Use a cheap off the shelf old router (like a linksys or belkin or whatever). Use DHCP.
Plug the WAN of each of your PFsense boxes into LAN ports on that router.
Now, they should each get a IP and they shouln't be behind NAT.
At this point they should be able to do whatever it is you are trying to make them do.
However, this assumes TINC is working correctly and your settings are correct.
I'm not sure what your LAN is like, but I know that a cheap dumb router should let you accomplish this.
(Disclaimer - I've never set up TINC, so no idea if the package works. My fingers are crossed) -
Just an Update, I could never get TINC working it try to connect and does for a few mintine or so, and then fails..
IPSEC works fine though.
To bad pfsense doesn't have this: http://sourceforge.net/projects/opennhrp/
-
I'm glad its working…
"NHRP, GRE and IPsec. It aims to be Cisco DMVPN compatible."
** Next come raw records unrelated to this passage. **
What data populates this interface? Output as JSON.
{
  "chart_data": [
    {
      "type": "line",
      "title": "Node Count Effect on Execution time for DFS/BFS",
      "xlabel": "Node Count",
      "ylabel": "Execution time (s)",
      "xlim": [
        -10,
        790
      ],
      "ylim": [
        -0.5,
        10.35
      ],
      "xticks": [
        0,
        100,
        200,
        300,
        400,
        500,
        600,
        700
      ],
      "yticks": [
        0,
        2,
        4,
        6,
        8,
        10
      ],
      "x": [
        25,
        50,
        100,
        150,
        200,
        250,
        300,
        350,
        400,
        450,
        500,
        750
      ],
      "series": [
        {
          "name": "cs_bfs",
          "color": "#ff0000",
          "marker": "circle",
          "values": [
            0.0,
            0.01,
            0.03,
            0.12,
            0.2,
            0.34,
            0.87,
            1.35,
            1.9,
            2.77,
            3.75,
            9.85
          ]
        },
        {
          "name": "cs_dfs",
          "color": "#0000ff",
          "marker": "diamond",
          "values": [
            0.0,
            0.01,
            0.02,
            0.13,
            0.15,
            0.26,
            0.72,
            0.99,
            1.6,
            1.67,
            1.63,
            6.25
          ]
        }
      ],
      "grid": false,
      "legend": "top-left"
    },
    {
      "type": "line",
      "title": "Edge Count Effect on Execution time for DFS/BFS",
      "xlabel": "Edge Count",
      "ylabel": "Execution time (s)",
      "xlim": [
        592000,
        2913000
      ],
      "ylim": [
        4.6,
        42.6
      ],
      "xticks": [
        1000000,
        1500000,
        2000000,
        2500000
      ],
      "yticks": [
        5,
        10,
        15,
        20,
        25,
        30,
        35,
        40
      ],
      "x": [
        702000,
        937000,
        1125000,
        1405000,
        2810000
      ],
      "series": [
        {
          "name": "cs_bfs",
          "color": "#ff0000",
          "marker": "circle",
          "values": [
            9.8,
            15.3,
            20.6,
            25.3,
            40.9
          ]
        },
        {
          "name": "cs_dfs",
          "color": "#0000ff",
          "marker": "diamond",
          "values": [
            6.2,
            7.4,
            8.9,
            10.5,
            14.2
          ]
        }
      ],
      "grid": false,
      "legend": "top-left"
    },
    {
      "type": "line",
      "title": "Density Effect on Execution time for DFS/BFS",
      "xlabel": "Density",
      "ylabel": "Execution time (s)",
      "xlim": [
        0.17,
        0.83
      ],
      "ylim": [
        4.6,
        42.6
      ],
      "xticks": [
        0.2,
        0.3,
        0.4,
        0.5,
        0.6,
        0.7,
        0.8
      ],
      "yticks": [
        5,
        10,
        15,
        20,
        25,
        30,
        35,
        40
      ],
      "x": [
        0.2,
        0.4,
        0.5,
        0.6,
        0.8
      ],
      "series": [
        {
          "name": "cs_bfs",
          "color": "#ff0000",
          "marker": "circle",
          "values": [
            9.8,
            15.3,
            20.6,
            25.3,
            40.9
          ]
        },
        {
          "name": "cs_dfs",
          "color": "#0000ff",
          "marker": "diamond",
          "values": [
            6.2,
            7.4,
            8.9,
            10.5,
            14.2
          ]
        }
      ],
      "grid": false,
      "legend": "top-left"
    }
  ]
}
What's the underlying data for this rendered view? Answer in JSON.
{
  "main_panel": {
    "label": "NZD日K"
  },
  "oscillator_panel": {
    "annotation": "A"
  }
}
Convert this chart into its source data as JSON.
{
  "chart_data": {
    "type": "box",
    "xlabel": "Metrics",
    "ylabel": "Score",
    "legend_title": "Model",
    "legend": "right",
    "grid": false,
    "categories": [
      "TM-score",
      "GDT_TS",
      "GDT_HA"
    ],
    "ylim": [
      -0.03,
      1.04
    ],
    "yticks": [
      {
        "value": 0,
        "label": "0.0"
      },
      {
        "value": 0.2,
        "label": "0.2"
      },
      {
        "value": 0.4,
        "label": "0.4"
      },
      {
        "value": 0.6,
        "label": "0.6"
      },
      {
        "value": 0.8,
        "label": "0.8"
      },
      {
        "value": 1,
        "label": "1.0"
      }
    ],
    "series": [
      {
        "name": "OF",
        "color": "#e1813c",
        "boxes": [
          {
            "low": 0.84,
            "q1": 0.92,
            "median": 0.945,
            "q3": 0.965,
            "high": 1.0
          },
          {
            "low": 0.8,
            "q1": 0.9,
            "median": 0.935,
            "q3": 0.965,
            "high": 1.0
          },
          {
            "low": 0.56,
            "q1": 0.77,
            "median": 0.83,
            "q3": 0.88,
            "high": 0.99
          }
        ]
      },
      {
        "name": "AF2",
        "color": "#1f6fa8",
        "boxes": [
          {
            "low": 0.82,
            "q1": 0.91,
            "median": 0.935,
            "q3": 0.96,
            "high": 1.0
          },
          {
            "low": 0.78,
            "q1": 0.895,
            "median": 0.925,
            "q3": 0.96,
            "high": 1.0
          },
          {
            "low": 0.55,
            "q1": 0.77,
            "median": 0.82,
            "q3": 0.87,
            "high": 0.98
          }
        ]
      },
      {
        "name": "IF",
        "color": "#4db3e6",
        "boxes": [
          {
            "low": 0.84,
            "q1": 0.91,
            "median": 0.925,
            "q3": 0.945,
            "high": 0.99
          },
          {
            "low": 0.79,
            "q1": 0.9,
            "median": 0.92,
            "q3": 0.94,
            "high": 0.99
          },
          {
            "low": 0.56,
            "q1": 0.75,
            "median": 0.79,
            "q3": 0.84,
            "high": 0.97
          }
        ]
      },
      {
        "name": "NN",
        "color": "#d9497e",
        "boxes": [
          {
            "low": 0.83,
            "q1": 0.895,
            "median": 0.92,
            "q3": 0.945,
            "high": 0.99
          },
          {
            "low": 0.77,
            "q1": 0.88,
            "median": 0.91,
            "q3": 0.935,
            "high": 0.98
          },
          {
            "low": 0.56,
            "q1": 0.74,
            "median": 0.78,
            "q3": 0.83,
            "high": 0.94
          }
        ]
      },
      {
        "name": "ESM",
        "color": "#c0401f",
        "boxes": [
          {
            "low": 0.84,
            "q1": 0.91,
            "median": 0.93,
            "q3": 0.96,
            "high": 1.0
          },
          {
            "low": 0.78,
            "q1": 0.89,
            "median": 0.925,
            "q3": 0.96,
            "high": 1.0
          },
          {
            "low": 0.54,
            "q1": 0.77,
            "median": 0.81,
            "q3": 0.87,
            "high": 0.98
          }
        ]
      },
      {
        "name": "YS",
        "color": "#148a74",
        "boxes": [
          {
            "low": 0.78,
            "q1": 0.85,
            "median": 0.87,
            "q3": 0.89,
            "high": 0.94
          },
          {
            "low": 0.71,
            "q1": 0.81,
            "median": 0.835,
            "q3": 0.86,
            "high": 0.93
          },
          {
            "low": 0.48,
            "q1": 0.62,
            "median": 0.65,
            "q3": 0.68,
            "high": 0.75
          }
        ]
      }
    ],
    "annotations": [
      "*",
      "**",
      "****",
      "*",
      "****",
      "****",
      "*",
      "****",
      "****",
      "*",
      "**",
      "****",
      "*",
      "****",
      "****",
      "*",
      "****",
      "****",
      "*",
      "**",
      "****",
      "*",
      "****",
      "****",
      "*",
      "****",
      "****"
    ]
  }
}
I've had many many bad experiences with GRE and I avoid it like the plague, but I'll take a look it this.
Are you still on pfsense then?
Other than simply "IPSEC" what other issues did you work out?
-
you know one other thing I didn't think about with TINC is the firewall may need to be opened on wan for port 655. all the other (Ipsec and OpenVPN) automatically do that, without creating rules but since tinc is not an official package it may not.. just a though. I'll check it again.
-
"the firewall may need to be opened on wan for port 655"
haha… I said that early on, but maybe it was lost in the clutter and frustration.
It happens.
-
I feel really dumb now.. The firewall rules was the only Issue with it not connecting. I'm going to play with the multiple subnets this weekend but it's looking promising. Seems to have much less over head than IPsec does too
-
To error is human… And a little funny when its someone else erroring :D
I feel your pain. I've been there.
For what its worth, you sound wicked smart and fast learner.
-
FYI, this is working great It's been in production for a while now. Great throughput even over TINC VPN
now the only thing I wish I could figure out is how to get Pfsense to do local dns lookup for dhcp client that don't specify a domain, just a hostname.
-
Services > DNS forwarder
Options there don't get you what you want?
-
It works if I do an NSlookup/ping for Computer.localdomain but just computer does not work. if I do the nslookup or ping from pfsense itself it works with just the computer hostname.
-
I wonder if a ubuntu machine with Samba 4.0 set up as a WINs server would help?